The more I teach classes and listen to people's stories in Vermont, it was clear that computers and broadband in libraries were no substitute for computers and broadband at home. We're now living in an age where you can get a decent computer for a few hundred dollars, but sometimes you can't get broadband at home for any amount of money. People are cobbling together all sorts of things but another thing they're doing is moving to places with better access to services. The population in my town, and in many Vermont towns, is dropping. While some people may have found Victory Vermont in 1958 -- a town with no electricity lines -- quaint and charming, most of them would pass it by to live someplace where they could have a lightbulb. I have many friends whose purchase and sale agreement for their houses was conditional on making sure they could get broadband.

So we're here just to briefly talk about what I know and to briefly explain how what you read in the paper -- born with the chip, born digital, all that good stuff -- is only part of the story.

[broadband map slide]

The main thing I have to say, my part, is that the information you get is often wrong. Good librarians are taught to be good evaluators of information. I thought my job was done when the National Broadband Map came out earlier this year. Hey now we know who is online and who is not, right? And we can go target the offline areas until we're all in some cybernetic meadow quietly buzzing. Great!

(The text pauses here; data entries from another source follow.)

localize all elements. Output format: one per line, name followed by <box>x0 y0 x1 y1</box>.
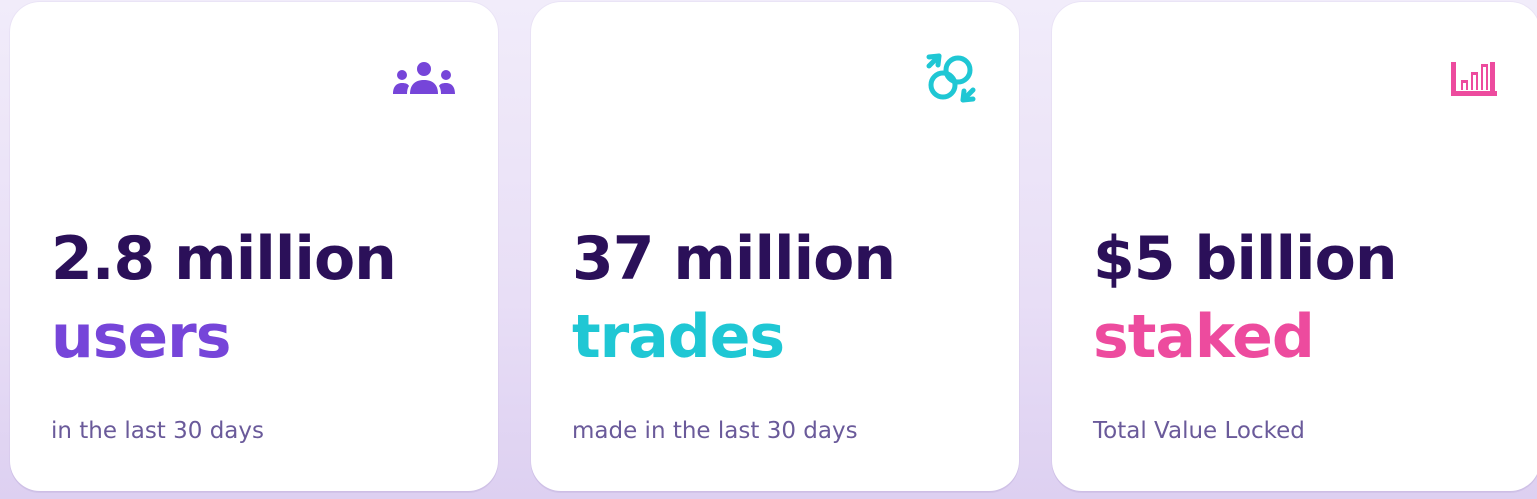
stat-caption: made in the last 30 days <box>572 418 858 444</box>
stat-card-staked: $5 billion staked Total Value Locked <box>1052 2 1537 491</box>
stat-headline: 2.8 million users <box>51 220 397 376</box>
stat-value: 37 million <box>572 224 896 294</box>
users-icon <box>392 50 456 106</box>
stat-headline: 37 million trades <box>572 220 896 376</box>
stat-caption: Total Value Locked <box>1093 418 1305 444</box>
stat-headline: $5 billion staked <box>1093 220 1398 376</box>
stat-card-trades: 37 million trades made in the last 30 da… <box>531 2 1019 491</box>
stat-unit: staked <box>1093 302 1315 372</box>
stat-caption: in the last 30 days <box>51 418 264 444</box>
stat-unit: trades <box>572 302 785 372</box>
chart-icon <box>1434 50 1498 106</box>
stat-value: $5 billion <box>1093 224 1398 294</box>
stat-card-users: 2.8 million users in the last 30 days <box>10 2 498 491</box>
stat-value: 2.8 million <box>51 224 397 294</box>
stat-unit: users <box>51 302 231 372</box>
swap-icon <box>913 50 977 106</box>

But then, when I could finally get it to load, I did a reality check on the National Broadband Map and found that though the map looked like where I lived, the information it gave bore no resemblance to the planet I lived on.

So the map is ridiculous, but at some level it's not for end-user me trying to figure out how to get broadband. I actually signed up for broadband last week. I had three options: 768 DSL, 1.5 DSL, 3MB cable. The cable company asked for my social security number and so I went with DSL. I live in the woods so satellite is not an option. My speeds with the iphone are about what you'd expect. I don't know who is getting 50Mbs. Businesses, I assume, and at high costs. In our state the ARRA funding mostly went to "beef up" the existing broadband infrastructure, $116 Million for "broadband targets unserved areas of VT" was what they said. This meant more bandwidth for schools and libraries (hard to complain) but no additional lines in places where there weren't lines already. No last mile money.

And we have to ask, who benefits from this portrayal?

[Vermont slide]

This is a more realistic assessment from recovery.vermont.gov. They have a vested interest in looking podunk and impoverished to get more stimulus money. The light areas are where 0 to 10% of the population have broadband. I know what needs to happen on a local scale to get some of these people online in a hearts and mind sort of way, but let's look at what else needs to be happening in a policy/culture/legislative sort of way.